Like many of the city’s chicken owners, Silinsh has a wish list of things she’d like for her chickens that aren’t available in this setting. While there is plenty of space for her chickens to roam in a run, there isn’t much space for them to truly roam free, and the limitations on the number of chickens they’re allowed to have leaves owners wanting more and more.
“I do wish I had more space so I could have more of them,” said Silinish. “They’re just really cool pets. They give back, and if you raise them from a young age, they’re really friendly.”
Many of the city’s limitations on the number and gender of chickens focus on ensuring that neighbors will not be disturbed and that both chickens and other pets alike will stay safe. These limitations have created a safe environment for the chickens, away from birds and animals that may wish them harm.

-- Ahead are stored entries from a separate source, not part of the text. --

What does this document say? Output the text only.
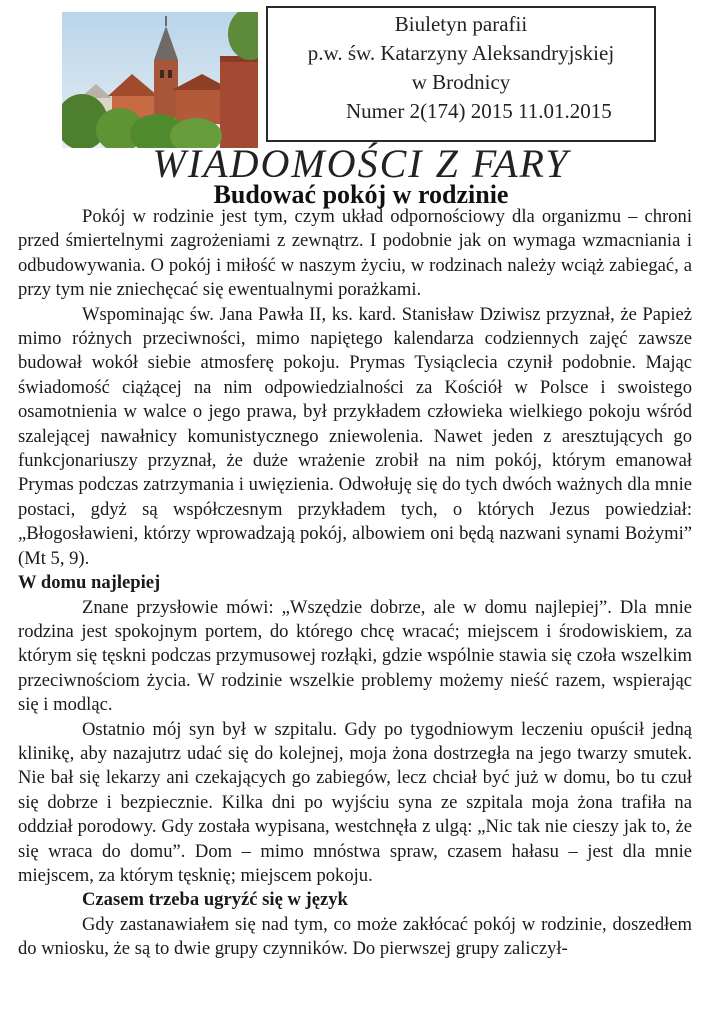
Biuletyn parafii
p.w. św. Katarzyny Aleksandryjskiej
w Brodnicy
Numer 2(174) 2015 11.01.2015
WIADOMOŚCI Z FARY
Budować pokój w rodzinie

Pokój w rodzinie jest tym, czym układ odpornościowy dla organizmu – chroni przed śmiertelnymi zagrożeniami z zewnątrz. I podobnie jak on wymaga wzmacniania i odbudowywania. O pokój i miłość w naszym życiu, w rodzinach należy wciąż zabiegać, a przy tym nie zniechęcać się ewentualnymi porażkami.

Wspominając św. Jana Pawła II, ks. kard. Stanisław Dziwisz przyznał, że Papież mimo różnych przeciwności, mimo napiętego kalendarza codziennych zajęć zawsze budował wokół siebie atmosferę pokoju. Prymas Tysiąclecia czynił podobnie. Mając świadomość ciążącej na nim odpowiedzialności za Kościół w Polsce i swoistego osamotnienia w walce o jego prawa, był przykładem człowieka wielkiego pokoju wśród szalejącej nawałnicy komunistycznego zniewolenia. Nawet jeden z aresztujących go funkcjonariuszy przyznał, że duże wrażenie zrobił na nim pokój, którym emanował Prymas podczas zatrzymania i uwięzienia. Odwołuję się do tych dwóch ważnych dla mnie postaci, gdyż są współczesnym przykładem tych, o których Jezus powiedział: „Błogosławieni, którzy wprowadzają pokój, albowiem oni będą nazwani synami Bożymi” (Mt 5, 9).

W domu najlepiej

Znane przysłowie mówi: „Wszędzie dobrze, ale w domu najlepiej”. Dla mnie rodzina jest spokojnym portem, do którego chcę wracać; miejscem i środowiskiem, za którym się tęskni podczas przymusowej rozłąki, gdzie wspólnie stawia się czoła wszelkim przeciwnościom życia. W rodzinie wszelkie problemy możemy nieść razem, wspierając się i modląc.

Ostatnio mój syn był w szpitalu. Gdy po tygodniowym leczeniu opuścił jedną klinikę, aby nazajutrz udać się do kolejnej, moja żona dostrzegła na jego twarzy smutek. Nie bał się lekarzy ani czekających go zabiegów, lecz chciał być już w domu, bo tu czuł się dobrze i bezpiecznie. Kilka dni po wyjściu syna ze szpitala moja żona trafiła na oddział porodowy. Gdy została wypisana, westchnęła z ulgą: „Nic tak nie cieszy jak to, że się wraca do domu”. Dom – mimo mnóstwa spraw, czasem hałasu – jest dla mnie miejscem, za którym tęsknię; miejscem pokoju.

Czasem trzeba ugryźć się w język

Gdy zastanawiałem się nad tym, co może zakłócać pokój w rodzinie, doszedłem do wniosku, że są to dwie grupy czynników. Do pierwszej grupy zaliczył-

And luckily, despite restrictions, Richmond’s chicken owners have sustained an environment where neighbors can enjoy the camaraderie and joint support of their neighborhood pets.
“Some of the neighborhood kids come over every day to see the chickens,” said Moulds. “[One of the neighbor girls], the first words I ever heard her say were, ‘Happy Feet, out!’ And the first few birthday parties she had always involved a field trip to see the chickens.”
The chickens of Richmond have taught the city’s residents a lot about what it means to live sustainably and in good kinship.
“It’s brought the community, and us as neighbors together,” said Keeton. “I don’t think it would have been kindled as quickly if we didn’t have them.”